The court said that the WEP established grievance procedures and therefore was a mandatory subject of collective bargaining. “[I]t was rational for the [Labor Relations] Board to conclude that the unilateral whittling away at grievance procedures by creating a parallel system like the WEP also impacted terms and conditions of employment,” the court ruled.

No “End Run” Around Bargaining

Servodidio, of Duane Morris, says it was probably a misnomer to classify the program in the Georgia Power case as a workplace ethics program. “This ‘workplace ethics program’ was, in essence, a peer review process consisting of some bargaining unit employees and some non-bargaining unit employees whereby an employee had the ability to grieve a dispute over a discipline or discharge decision but then revert to pre-existing union negotiated procedures allowing for binding arbitration,” Servodidio notes. “Whether you label it an ethics program or not, under the court’s holding employers should understand that you can’t do an end-run around the exclusive collective bargaining representative when implementing a dispute resolution program that is a mandatory subject of bargaining.”

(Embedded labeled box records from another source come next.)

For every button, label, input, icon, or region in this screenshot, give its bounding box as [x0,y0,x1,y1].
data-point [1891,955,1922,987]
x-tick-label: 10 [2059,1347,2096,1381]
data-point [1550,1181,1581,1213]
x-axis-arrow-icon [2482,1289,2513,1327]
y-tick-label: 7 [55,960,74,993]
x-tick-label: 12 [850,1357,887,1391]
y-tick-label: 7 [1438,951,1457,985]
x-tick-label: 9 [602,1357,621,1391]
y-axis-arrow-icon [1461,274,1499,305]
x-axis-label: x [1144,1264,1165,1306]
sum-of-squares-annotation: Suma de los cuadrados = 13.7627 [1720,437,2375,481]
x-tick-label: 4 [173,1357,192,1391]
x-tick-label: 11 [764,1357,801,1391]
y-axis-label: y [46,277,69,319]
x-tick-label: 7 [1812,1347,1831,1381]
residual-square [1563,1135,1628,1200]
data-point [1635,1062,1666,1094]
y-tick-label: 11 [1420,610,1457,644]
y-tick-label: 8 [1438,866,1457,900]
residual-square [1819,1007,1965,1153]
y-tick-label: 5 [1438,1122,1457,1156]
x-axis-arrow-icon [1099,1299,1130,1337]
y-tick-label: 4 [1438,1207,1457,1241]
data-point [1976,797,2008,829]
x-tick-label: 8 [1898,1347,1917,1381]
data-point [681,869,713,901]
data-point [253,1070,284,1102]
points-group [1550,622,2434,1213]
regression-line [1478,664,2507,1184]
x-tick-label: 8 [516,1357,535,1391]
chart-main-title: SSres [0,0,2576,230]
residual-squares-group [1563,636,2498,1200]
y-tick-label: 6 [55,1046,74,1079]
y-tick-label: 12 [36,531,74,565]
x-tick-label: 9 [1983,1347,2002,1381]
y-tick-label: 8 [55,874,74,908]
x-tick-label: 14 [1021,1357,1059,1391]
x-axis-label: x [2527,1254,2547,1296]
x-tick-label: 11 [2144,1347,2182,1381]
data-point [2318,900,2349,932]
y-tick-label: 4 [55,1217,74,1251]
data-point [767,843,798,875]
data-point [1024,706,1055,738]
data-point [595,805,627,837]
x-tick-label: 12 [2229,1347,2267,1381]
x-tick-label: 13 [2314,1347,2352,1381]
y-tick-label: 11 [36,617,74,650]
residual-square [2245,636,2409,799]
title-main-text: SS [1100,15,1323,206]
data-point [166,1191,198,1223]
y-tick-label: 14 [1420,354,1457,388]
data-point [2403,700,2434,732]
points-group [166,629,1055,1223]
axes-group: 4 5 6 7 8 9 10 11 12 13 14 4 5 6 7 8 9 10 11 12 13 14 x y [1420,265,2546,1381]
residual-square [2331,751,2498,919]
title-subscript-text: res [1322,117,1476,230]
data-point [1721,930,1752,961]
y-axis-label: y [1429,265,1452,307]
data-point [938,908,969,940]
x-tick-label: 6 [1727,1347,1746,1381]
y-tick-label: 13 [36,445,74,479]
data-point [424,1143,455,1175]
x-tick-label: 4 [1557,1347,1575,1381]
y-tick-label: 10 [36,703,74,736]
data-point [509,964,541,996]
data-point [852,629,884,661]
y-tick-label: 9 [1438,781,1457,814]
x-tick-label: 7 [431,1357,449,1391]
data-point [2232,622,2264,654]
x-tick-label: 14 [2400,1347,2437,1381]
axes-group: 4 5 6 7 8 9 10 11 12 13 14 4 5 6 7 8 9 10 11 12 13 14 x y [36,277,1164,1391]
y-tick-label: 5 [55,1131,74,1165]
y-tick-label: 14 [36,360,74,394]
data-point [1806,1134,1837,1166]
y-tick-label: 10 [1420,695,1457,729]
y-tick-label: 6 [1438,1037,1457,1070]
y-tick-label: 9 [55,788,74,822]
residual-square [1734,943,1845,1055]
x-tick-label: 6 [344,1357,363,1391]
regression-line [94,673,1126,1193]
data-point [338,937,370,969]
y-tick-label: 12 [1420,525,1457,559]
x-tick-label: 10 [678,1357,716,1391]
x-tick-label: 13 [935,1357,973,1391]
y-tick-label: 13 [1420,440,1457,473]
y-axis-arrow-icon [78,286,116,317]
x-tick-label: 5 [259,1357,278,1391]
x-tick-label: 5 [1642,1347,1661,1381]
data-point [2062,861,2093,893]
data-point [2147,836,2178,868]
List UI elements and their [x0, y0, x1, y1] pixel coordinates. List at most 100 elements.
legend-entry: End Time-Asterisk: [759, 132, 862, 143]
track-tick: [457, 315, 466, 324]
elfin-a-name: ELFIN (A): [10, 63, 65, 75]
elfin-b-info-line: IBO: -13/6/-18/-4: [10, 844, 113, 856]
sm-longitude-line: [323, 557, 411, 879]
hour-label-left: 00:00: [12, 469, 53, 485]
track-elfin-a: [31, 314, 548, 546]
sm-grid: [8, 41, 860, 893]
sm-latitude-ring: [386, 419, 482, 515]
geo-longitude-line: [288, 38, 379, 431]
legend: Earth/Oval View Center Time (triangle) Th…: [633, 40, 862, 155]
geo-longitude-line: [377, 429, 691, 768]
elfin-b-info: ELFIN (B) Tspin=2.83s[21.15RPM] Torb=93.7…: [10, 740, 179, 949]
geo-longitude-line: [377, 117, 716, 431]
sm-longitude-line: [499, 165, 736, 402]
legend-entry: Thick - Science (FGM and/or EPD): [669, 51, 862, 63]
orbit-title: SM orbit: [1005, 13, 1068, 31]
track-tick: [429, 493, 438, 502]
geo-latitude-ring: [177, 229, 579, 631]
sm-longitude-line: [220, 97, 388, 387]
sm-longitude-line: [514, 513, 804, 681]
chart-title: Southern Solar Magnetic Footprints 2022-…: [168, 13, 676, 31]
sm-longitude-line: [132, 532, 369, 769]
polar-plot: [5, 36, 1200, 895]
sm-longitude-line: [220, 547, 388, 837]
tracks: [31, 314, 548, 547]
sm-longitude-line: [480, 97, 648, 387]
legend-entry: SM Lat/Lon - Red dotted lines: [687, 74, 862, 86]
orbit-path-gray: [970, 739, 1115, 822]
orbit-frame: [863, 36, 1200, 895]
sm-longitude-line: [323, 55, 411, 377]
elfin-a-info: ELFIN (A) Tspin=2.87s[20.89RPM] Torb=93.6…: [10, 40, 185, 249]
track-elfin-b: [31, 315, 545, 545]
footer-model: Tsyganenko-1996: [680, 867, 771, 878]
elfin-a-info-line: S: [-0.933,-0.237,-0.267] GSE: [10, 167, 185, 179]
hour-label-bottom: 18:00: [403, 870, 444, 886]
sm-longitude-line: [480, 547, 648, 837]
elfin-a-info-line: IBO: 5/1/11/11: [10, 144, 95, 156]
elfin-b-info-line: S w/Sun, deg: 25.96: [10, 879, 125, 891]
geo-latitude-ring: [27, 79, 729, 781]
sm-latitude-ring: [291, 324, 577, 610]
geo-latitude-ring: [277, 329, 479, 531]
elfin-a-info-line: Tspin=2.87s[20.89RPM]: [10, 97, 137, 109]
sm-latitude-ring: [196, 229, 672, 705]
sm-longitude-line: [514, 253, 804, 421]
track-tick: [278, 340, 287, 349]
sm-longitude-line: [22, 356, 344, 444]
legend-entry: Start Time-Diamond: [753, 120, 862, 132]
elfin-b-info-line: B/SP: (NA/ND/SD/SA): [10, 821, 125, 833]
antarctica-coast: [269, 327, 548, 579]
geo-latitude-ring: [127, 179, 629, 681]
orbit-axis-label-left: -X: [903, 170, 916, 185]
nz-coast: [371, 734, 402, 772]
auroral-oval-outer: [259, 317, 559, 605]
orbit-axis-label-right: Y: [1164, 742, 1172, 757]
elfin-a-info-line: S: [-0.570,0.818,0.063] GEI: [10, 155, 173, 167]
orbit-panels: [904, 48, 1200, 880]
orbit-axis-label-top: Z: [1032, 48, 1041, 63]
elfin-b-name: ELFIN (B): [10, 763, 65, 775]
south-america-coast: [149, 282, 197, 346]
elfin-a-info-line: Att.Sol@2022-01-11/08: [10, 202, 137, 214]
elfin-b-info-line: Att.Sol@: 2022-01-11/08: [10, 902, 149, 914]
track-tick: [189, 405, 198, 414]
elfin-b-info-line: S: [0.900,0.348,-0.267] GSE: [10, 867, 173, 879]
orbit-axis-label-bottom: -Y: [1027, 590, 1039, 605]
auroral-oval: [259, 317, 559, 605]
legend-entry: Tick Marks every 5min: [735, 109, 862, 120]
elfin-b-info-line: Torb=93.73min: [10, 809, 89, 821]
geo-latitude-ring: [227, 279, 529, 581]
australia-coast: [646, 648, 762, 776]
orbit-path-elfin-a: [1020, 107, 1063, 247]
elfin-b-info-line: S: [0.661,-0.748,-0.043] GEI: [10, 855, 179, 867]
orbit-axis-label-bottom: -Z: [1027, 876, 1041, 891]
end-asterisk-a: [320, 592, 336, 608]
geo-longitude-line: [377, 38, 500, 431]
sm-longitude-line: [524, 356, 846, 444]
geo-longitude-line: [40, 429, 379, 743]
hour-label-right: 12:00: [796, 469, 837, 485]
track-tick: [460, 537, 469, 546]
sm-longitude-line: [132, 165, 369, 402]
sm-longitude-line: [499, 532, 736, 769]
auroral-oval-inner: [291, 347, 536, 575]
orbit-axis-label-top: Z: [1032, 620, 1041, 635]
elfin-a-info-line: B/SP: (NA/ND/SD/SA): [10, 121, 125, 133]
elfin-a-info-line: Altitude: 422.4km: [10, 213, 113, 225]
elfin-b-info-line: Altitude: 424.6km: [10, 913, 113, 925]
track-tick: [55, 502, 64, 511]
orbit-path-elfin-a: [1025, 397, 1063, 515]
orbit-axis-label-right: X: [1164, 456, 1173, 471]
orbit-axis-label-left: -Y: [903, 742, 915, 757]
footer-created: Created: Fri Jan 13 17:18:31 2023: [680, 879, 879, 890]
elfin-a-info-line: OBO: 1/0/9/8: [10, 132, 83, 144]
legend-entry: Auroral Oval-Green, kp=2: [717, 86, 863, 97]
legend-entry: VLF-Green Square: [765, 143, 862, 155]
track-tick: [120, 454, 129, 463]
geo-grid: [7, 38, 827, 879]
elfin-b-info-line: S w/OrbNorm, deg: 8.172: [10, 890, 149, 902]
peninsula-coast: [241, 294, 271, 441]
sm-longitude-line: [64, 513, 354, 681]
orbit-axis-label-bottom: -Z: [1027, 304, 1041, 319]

According to Servodidio, most collective bargaining agreements “have a management rights clause which typically reserves to management the explicit right to adopt reasonable workplace rules and management can unilaterally implement such rules of conduct unless it gives up that right in the collective bargaining agreement.”

If an employer “retains the exclusive right to implement workplace rules in its collective bargaining agreement, [the company is] able to establish the typical type of ethics program—which outlines ethics standards and rules of conduct—unilaterally,” Servodido adds. “In so doing, the union may have only a limited right to challenge the program on the grounds that the rules were not reasonable or the employee was not on notice of the program. Some [CBAs] don’t have a strong management rights clause but, if you have a typical management rights clause, you’re allowed to implement reasonable work rules unilaterally.”

Reynvaan, of Perkins Coie, notes that companies that don’t have the benefit of a strong management rights clause in the collective bargaining agreement can limit the application of a corporate ethics program to non-union employees. Companies also can unilaterally adopt an ethics program by citing legal obligations such as those imposed by the Sarbanes-Oxley Act. “If you do a narrow workplace ethics program that is intended to comply with Sarbanes-Oxley, then the employer is on very solid ground to go in and do that [without bargaining with the union],” Reynvaan says.